E é interessante notar como tantos assuntos e discussões surgem a partir de olhares, gestos, toques. A crueldade da sociedade islâmica para com mulheres, a paralisia social delas em caso de morte do marido ou de gravidez fora de casamento, a complexidade de uma relação entre mulheres, a aridez do ambiente. A câmera de Touzani, ainda que pouco delicada, consegue destacar essas sensibilidades das relações e da vida islâmica.

E apesar do paralelo feito há alguns parágrafos com Papicha, há de se indicar a proximidade familiar deste longa-metragem com o selecionado brasileiro ao Oscar, o bom A Vida Invisível.
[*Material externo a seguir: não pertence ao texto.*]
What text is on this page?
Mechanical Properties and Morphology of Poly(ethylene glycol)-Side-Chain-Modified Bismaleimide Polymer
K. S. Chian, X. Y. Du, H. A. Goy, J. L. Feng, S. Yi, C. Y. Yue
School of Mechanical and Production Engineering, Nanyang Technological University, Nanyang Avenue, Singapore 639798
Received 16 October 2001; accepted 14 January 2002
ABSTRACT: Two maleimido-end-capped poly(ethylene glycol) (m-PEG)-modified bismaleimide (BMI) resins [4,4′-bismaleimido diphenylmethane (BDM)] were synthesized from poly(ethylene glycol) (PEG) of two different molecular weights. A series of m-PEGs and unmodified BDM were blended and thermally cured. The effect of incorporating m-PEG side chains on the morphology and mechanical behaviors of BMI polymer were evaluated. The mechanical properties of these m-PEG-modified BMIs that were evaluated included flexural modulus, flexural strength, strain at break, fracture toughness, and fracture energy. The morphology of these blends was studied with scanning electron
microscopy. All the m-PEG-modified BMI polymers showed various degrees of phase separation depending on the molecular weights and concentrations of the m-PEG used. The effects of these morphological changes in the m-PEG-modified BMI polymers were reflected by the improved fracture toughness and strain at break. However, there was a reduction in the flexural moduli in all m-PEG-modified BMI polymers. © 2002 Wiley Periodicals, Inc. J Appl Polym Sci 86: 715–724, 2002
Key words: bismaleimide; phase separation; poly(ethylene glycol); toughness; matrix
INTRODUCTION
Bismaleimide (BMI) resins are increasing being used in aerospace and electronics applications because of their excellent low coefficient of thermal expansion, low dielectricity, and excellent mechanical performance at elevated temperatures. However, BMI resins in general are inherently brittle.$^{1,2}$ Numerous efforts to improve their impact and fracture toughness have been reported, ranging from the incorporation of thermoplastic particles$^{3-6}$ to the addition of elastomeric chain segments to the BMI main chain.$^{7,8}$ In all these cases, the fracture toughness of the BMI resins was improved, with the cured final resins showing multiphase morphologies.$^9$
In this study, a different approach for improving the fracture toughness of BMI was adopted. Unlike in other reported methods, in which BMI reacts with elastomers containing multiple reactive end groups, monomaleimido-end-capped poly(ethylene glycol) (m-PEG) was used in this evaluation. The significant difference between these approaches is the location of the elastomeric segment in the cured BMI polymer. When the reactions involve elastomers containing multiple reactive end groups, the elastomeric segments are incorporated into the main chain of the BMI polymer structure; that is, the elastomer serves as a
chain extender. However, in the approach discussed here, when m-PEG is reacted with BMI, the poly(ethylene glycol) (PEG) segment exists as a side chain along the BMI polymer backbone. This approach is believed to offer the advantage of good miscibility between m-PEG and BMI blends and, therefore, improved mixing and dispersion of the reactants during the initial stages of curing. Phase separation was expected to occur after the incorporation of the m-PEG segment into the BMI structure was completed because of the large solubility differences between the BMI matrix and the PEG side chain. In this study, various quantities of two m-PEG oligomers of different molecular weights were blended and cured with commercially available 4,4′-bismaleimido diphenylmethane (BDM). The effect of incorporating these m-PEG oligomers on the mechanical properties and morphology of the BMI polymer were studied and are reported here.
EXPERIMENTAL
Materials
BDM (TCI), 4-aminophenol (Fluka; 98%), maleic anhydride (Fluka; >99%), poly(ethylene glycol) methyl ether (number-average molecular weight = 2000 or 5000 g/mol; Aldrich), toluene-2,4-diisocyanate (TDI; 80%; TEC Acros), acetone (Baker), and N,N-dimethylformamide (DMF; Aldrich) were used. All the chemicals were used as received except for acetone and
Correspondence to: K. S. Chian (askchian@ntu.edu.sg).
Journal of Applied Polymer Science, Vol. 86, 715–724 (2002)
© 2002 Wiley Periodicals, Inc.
São irmãos, quase univitelinos, que refletem realidades em épocas e ambientes distintos. Mas com sugestões e desenvolvimento de personagens parecidíssimos. Seria lindo de ver os três indicados, mais Parasita e System Crasher.

Afinal, mais do que ter técnica impecável, é preciso fazer pensar, refletir, emocionar. Adam esquece de desenvolver alguns assuntos, é omisso em temas importantes e passa de raspão em algumas coisas que sugere. Mas a importância da narrativa acaba engolfando o público e tomando conta. Não dá pra ver e não se emocionar com a jornada de Samia e Abla. Duas mulheres verdadeiras, reais, duras.

Mulheres que estão no norte da África, num país pouco conhecido pelos brasileiros. E, mesmo assim, possuem mais paralelos com nossa vida do que se pode imaginar.